Красс покачал головой.

— Это означает, раб в третьем поколении. Внук раба. В Египте, также называют некое отвратительное животное. Ползающий зверь. Зверь, неприкасаемый даже для компании зверей, да, даже для компании зверей. Коруу. Мы можем спросить, почему это возникло в Египте? Я скажу вам. Там это хуже, чем ланиста. Когда я вошел в ваш лагерь, ваши офицеры так смотрели на меня. Почему? Почему? Мы все мясники, не так ли, и мы имеем дело с резным мясом. Тогда почему?

Он был пьян. Он был полон жалости к себе, этот толстый тренер гладиаторов, сохранивший школу в Капуе. Явилась его душа; даже толстая и грязная свинья, посмешище, песчинка, превращающаяся в начинку для кровяной колбасы, имеет душу.

— И Спартак был коруу, сказал Красс мягко. — Спартак из Египта?

Батиат кивнул. — Фракиец, но он из Египта. Египетские золотые мешки покупают в Афинах, и когда могут, покупают коруу, и Фракийцы ценятся.

— Почему?

— Существует легенда, что они хороши, чтобы копаться под землей.

— Понятно, но почему говорят, что Спартак был куплен в Греции?

— Знаю ли я, почему говорят всю эту чушь? Но я знаю, где он был. Потому что я купил его. В Фивах. Вы сомневаетесь во мне? Я лжец? Я толстый ланиста, одинокий человек, сидящий под этим паршивым дождем в Галлии. Почему я живу в одиночестве? Какое у вас право смотреть на меня свысока? Ваша жизнь — это ваша жизнь. Моя — моя.

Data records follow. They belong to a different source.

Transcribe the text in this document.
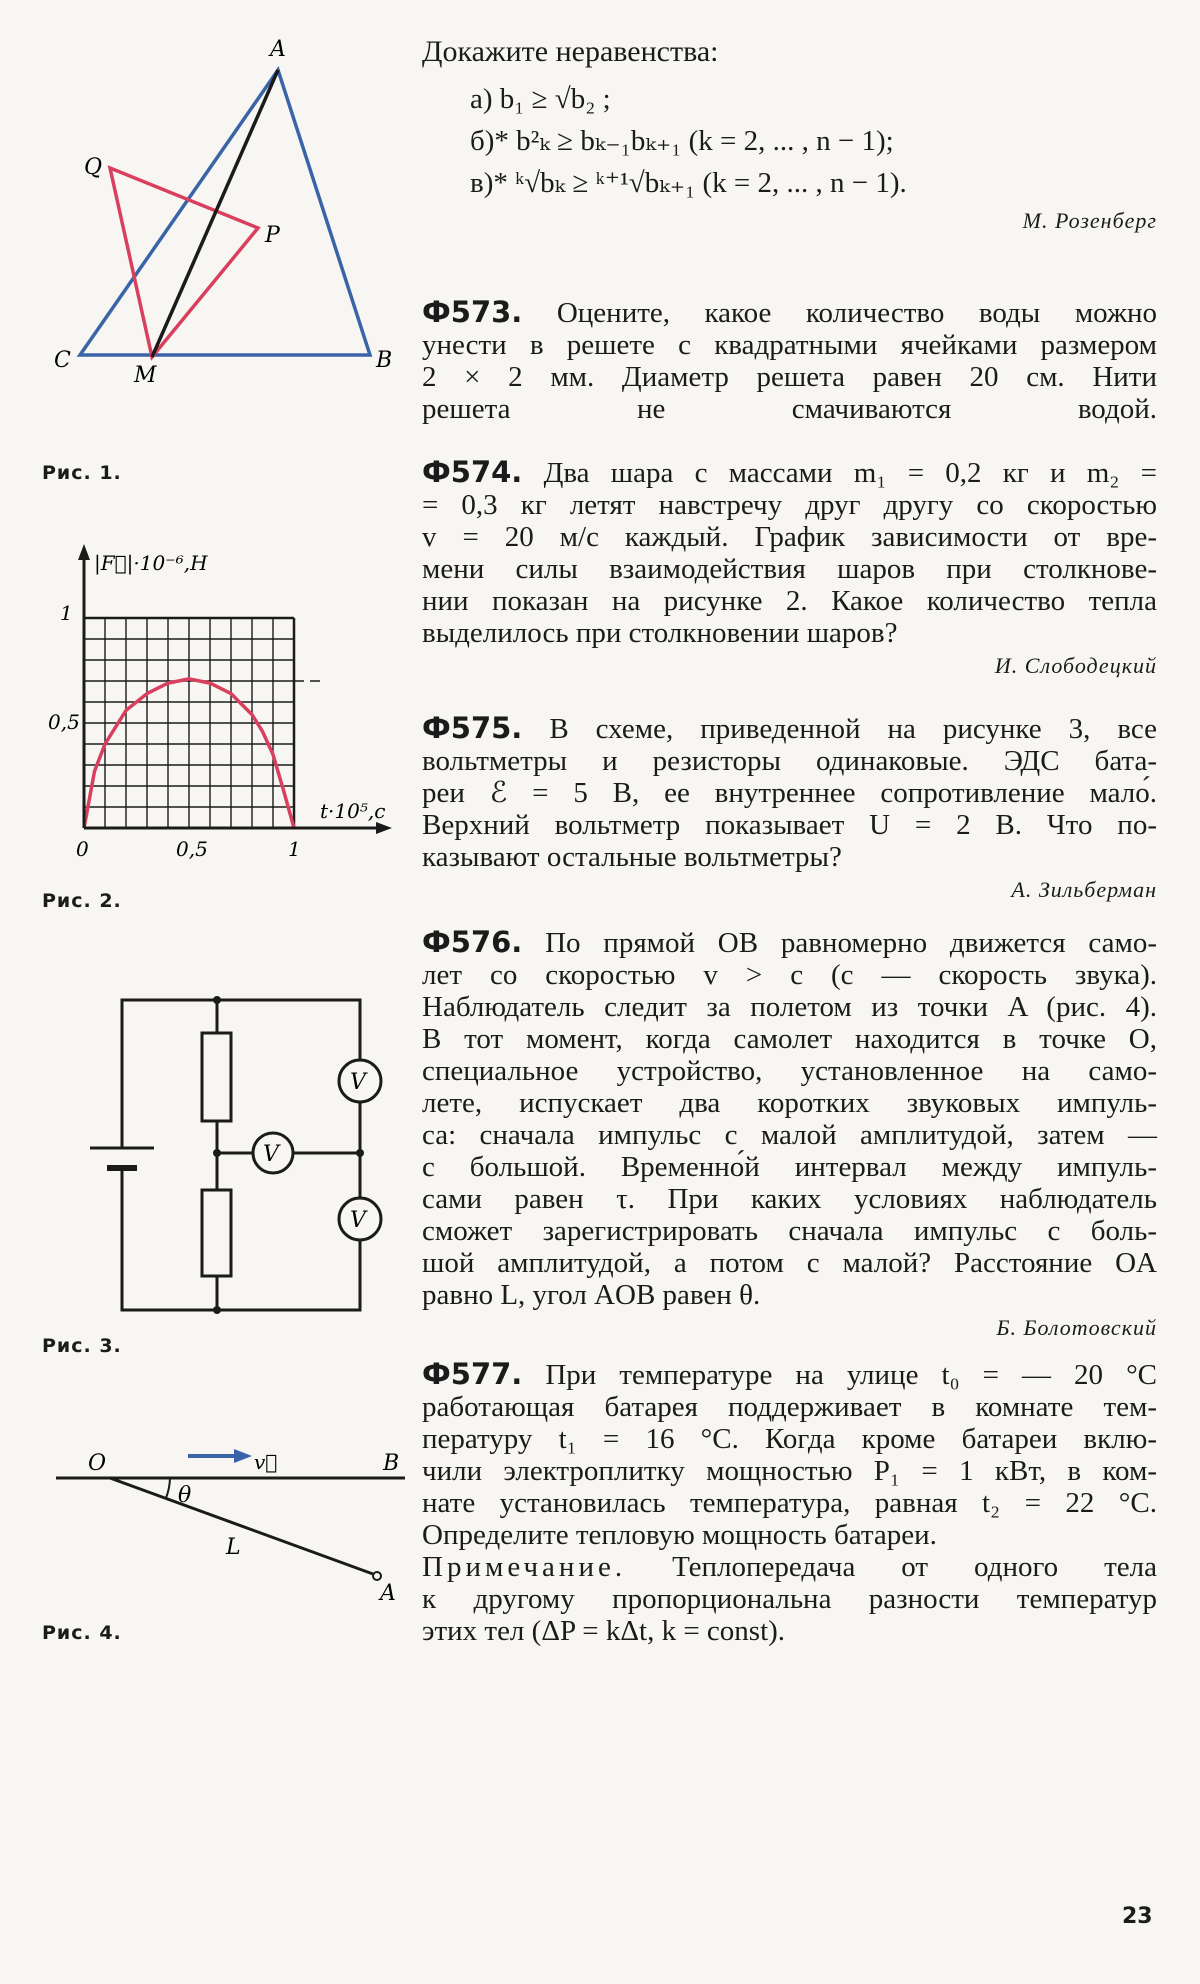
A
Q
P
C
M
B
Рис. 1.
|F⃗|·10⁻⁶,Н
t·10⁵,c
1
0,5
0	0,5	1
Рис. 2.
V
V
V
Рис. 3.
O	B
v⃗
θ
L
A
Рис. 4.
Докажите неравенства:
а) b₁ ≥ √b₂ ;
б)* b²ₖ ≥ bₖ₋₁bₖ₊₁ (k = 2, ... , n − 1);
в)* ᵏ√bₖ ≥ ᵏ⁺¹√bₖ₊₁ (k = 2, ... , n − 1).
М. Розенберг
Ф573. Оцените, какое количество воды можно
унести в решете с квадратными ячейками размером
2 × 2 мм. Диаметр решета равен 20 см. Нити
решета не смачиваются водой.
Ф574. Два шара с массами m₁ = 0,2 кг и m₂ =
= 0,3 кг летят навстречу друг другу со скоростью
v = 20 м/с каждый. График зависимости от вре-
мени силы взаимодействия шаров при столкнове-
нии показан на рисунке 2. Какое количество тепла
выделилось при столкновении шаров?
И. Слободецкий
Ф575. В схеме, приведенной на рисунке 3, все
вольтметры и резисторы одинаковые. ЭДС бата-
реи ℰ = 5 В, ее внутреннее сопротивление мало́.
Верхний вольтметр показывает U = 2 В. Что по-
казывают остальные вольтметры?
А. Зильберман
Ф576. По прямой OB равномерно движется само-
лет со скоростью v > c (c — скорость звука).
Наблюдатель следит за полетом из точки A (рис. 4).
В тот момент, когда самолет находится в точке O,
специальное устройство, установленное на само-
лете, испускает два коротких звуковых импуль-
са: сначала импульс с малой амплитудой, затем —
с большой. Временно́й интервал между импуль-
сами равен τ. При каких условиях наблюдатель
сможет зарегистрировать сначала импульс с боль-
шой амплитудой, а потом с малой? Расстояние OA
равно L, угол AOB равен θ.
Б. Болотовский
Ф577. При температуре на улице t₀ = — 20 °С
работающая батарея поддерживает в комнате тем-
пературу t₁ = 16 °С. Когда кроме батареи вклю-
чили электроплитку мощностью P₁ = 1 кВт, в ком-
нате установилась температура, равная t₂ = 22 °С.
Определите тепловую мощность батареи.
Примечание. Теплопередача от одного тела
к другому пропорциональна разности температур
этих тел (ΔP = kΔt, k = const).
23
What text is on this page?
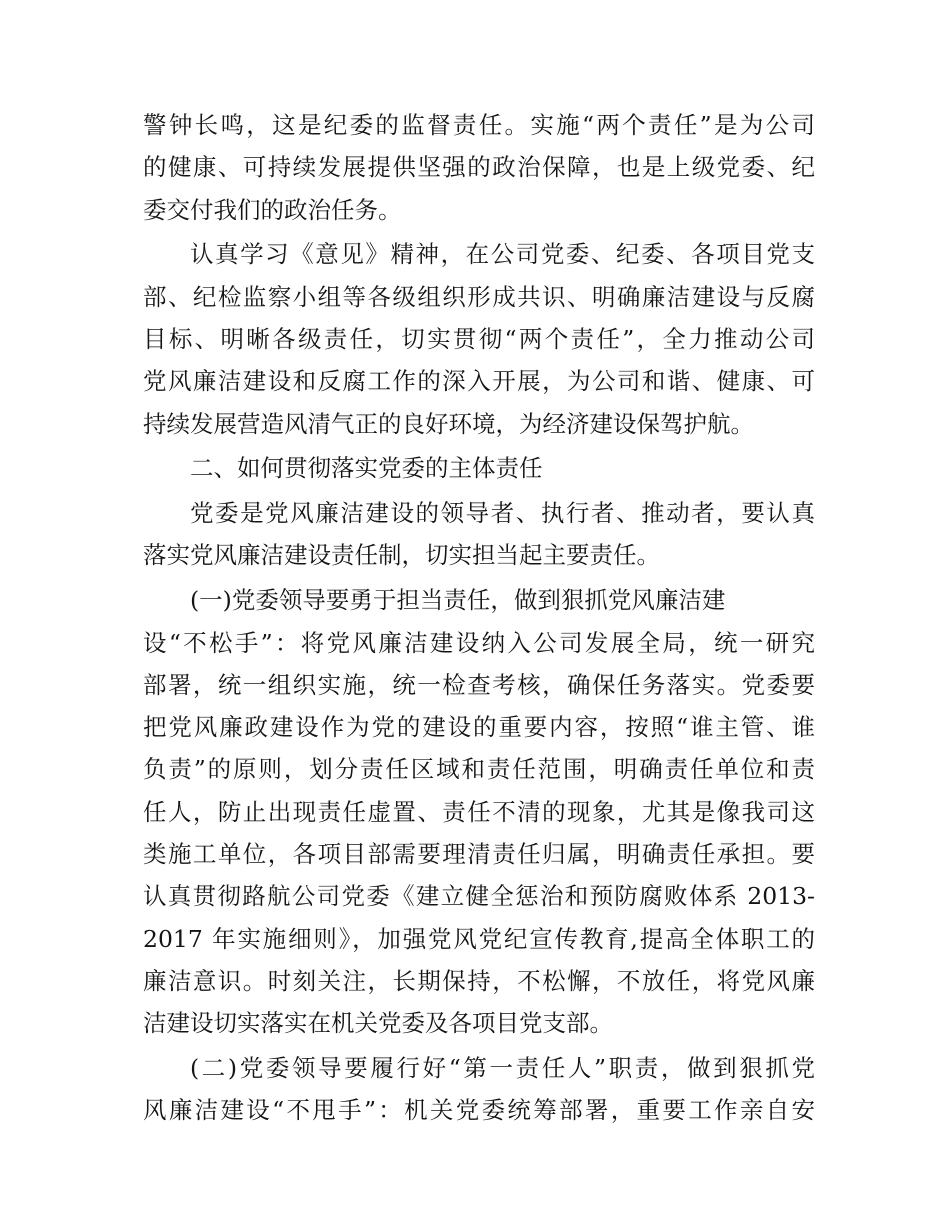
警钟长鸣，这是纪委的监督责任。实施“两个责任”是为公司
的健康、可持续发展提供坚强的政治保障，也是上级党委、纪
委交付我们的政治任务。
认真学习《意见》精神，在公司党委、纪委、各项目党支
部、纪检监察小组等各级组织形成共识、明确廉洁建设与反腐
目标、明晰各级责任，切实贯彻“两个责任”，全力推动公司
党风廉洁建设和反腐工作的深入开展，为公司和谐、健康、可
持续发展营造风清气正的良好环境，为经济建设保驾护航。
二、如何贯彻落实党委的主体责任
党委是党风廉洁建设的领导者、执行者、推动者，要认真
落实党风廉洁建设责任制，切实担当起主要责任。
(一)党委领导要勇于担当责任，做到狠抓党风廉洁建
设“不松手”：将党风廉洁建设纳入公司发展全局，统一研究
部署，统一组织实施，统一检查考核，确保任务落实。党委要
把党风廉政建设作为党的建设的重要内容，按照“谁主管、谁
负责”的原则，划分责任区域和责任范围，明确责任单位和责
任人，防止出现责任虚置、责任不清的现象，尤其是像我司这
类施工单位，各项目部需要理清责任归属，明确责任承担。要
认真贯彻路航公司党委《建立健全惩治和预防腐败体系 2013-
2017 年实施细则》，加强党风党纪宣传教育,提高全体职工的
廉洁意识。时刻关注，长期保持，不松懈，不放任，将党风廉
洁建设切实落实在机关党委及各项目党支部。
(二)党委领导要履行好“第一责任人”职责，做到狠抓党
风廉洁建设“不甩手”：机关党委统筹部署，重要工作亲自安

— Ты мой почетный гость, я не смотрю на тебя свысока, — сказал Красс.

Батиат улыбнулся и наклонился к нему. — Вы знаете, чего я хочу? Знаете, что мне нужно? Мы двое одиноких мужчин в целом мире, мы оба. Мне нужна женщина. Сегодня. — Его голос стал хрипло-мягким и умоляющим. — Зачем мне нужна женщина? Не из-за похоти, а из одиночества. Исцелить шрамы. У тебя есть женщины — мужчины не отсекают себя от женщин.